By Lauren Voigtlander
In downtown Eureka, there is a big house off the 101 that is much like every other house in the area. The house is fully equipped with a large, stocked kitchen, a spacious living room filled with couches sprawled on by young kids, an active computer room, multiple bathrooms and even a washer and dryer. Youth of a variety of ages come and go from the house throughout the day, but no one actually lives there.
This house is part of an organization called the Raven Project that helps aid the homeless youth of Humboldt County.
“I used to come to Raven when I was in age range,” said Patrick Malloy 27, who is a street outreach worker and is one of the few adults that help run the Raven Project.
“The Raven Project seeks out youth that are not necessarily seeking shelter, but still need services,” said Malloy. “It’s main goal is to be a youth run space.”

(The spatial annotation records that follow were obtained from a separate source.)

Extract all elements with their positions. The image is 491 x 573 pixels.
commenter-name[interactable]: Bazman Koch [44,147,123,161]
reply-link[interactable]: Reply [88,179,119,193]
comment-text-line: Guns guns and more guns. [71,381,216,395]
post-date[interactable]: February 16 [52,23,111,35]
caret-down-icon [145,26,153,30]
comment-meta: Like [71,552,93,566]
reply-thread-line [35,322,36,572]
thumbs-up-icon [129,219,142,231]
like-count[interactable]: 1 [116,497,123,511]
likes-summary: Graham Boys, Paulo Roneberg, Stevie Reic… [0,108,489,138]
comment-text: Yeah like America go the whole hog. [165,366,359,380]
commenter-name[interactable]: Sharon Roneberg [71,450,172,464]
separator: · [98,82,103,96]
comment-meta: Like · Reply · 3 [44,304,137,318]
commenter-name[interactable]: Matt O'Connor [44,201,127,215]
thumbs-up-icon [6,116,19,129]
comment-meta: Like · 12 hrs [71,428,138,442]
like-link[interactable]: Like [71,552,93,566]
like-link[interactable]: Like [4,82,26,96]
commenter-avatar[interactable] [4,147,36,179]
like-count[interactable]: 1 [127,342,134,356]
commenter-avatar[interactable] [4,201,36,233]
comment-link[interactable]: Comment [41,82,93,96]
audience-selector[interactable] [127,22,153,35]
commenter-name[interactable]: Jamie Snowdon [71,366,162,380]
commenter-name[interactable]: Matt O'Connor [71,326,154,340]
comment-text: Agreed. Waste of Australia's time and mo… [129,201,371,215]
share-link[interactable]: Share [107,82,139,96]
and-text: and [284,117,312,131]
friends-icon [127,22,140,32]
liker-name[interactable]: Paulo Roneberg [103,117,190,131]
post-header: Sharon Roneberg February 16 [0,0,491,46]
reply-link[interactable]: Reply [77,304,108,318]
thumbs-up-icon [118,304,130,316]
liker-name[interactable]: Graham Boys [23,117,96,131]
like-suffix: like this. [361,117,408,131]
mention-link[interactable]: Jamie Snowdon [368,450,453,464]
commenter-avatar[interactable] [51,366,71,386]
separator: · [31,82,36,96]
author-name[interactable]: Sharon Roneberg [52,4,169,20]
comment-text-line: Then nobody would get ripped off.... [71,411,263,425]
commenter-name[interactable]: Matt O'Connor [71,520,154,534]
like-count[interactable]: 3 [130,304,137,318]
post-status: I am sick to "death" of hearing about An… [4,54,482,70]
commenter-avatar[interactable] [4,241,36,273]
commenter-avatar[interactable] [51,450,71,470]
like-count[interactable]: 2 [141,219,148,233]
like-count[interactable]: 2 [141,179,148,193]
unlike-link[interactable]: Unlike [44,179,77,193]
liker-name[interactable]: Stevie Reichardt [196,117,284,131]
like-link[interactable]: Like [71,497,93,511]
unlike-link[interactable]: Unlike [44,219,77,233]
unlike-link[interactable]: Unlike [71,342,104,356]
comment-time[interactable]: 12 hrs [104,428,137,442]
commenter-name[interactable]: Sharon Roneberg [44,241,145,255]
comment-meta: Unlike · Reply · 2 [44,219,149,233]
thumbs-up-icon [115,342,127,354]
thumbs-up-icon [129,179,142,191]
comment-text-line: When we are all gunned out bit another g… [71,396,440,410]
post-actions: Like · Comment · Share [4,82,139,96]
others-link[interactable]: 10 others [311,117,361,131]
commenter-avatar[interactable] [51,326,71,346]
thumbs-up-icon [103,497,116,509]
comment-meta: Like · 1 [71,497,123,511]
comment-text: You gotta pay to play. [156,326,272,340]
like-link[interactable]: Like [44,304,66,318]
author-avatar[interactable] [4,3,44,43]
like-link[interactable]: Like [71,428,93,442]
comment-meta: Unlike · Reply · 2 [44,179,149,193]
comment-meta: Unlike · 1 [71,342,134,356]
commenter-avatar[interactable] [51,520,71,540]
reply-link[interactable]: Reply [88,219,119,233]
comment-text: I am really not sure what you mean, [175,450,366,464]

Of all the people in the Raven House on a recent Wednesday, Malloy is the only one that is over 20 years of age. The Raven Project’s main goal is to be a safe haven for youth in between the ages of 10 and 21. It attempts to do this by limiting adult supervision and allowing the youth, with personal experience, to run the house themselves.

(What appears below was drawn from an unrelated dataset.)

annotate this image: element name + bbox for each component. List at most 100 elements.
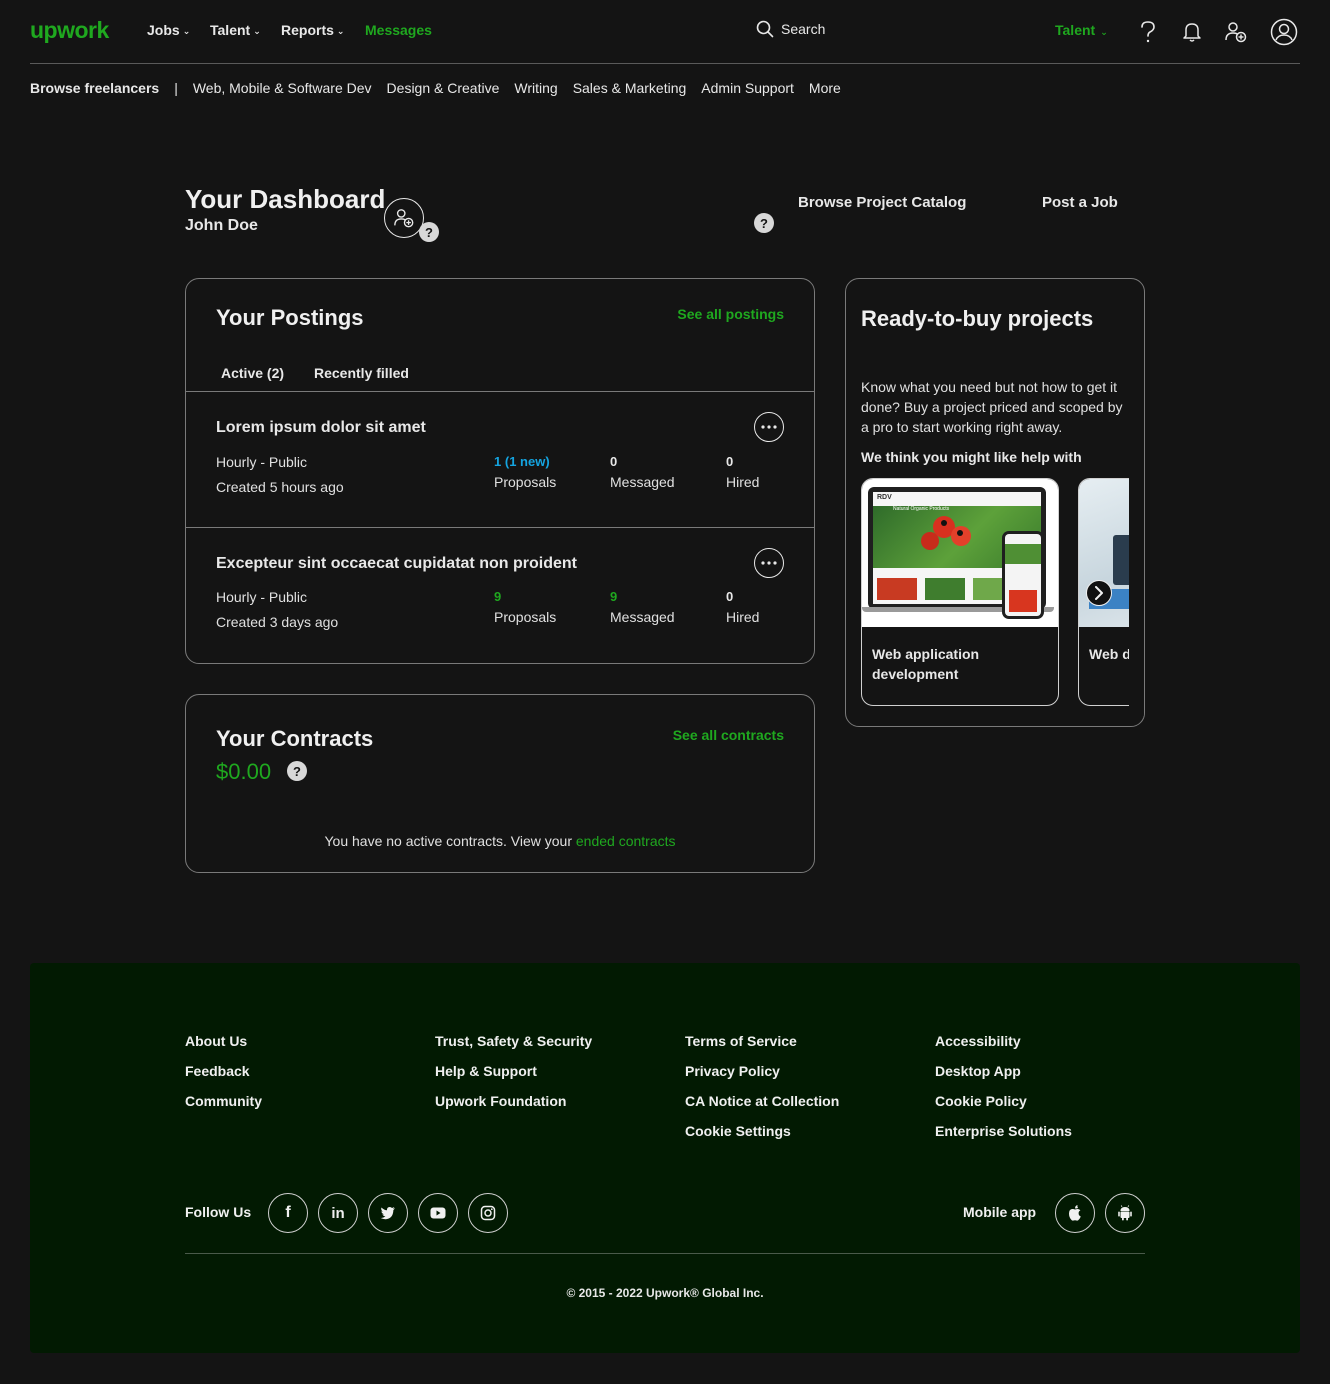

Along with Malloy there are usually three youth educators on staff at all times. Jeremiah 17, who goes by the name Pringles, was one of the educators on staff.
“I am actually a homeless youth myself,” said Pringles, when asked how he got involved in the Raven Project.
Pringles has been a youth educator at the Raven Project for 10 months. He works in helping others like himself find work by creating resumes and searching for jobs on the internet.
“This makes a difference in our community,” said Pringles. “So it would be helpful for other people to get a job there and help them.”
Another youth educator, Stephanie 20, also started at the Raven Project under similar circumstances.
“I actually live in my van myself,” said Stephanie, who did not want to give her last name. “When I moved over here I heard that they give out free showers and that I could do my laundry.”
Stephanie, unlike Pringles, is also educated in topics such as safe sex and finding youth help for certain types of drug use.
“If someone wants to come talk to me confidentially or in private then I am prepared to do that,” said Stephanie.
She also has had training in deferring crisis and can provide “any kind of help that someone on the street might need.”
The Raven is available for all young people in need of services such as find a good meal, a place to take a shower, find some clean clothes and other supplies. The point of the Raven is to be a place for young people to turn to and not feel judged or out of place.
“We are not here to judge or change the behavior of the people we work with, we are here to make sure that they are informed and provided for,” said Malloy.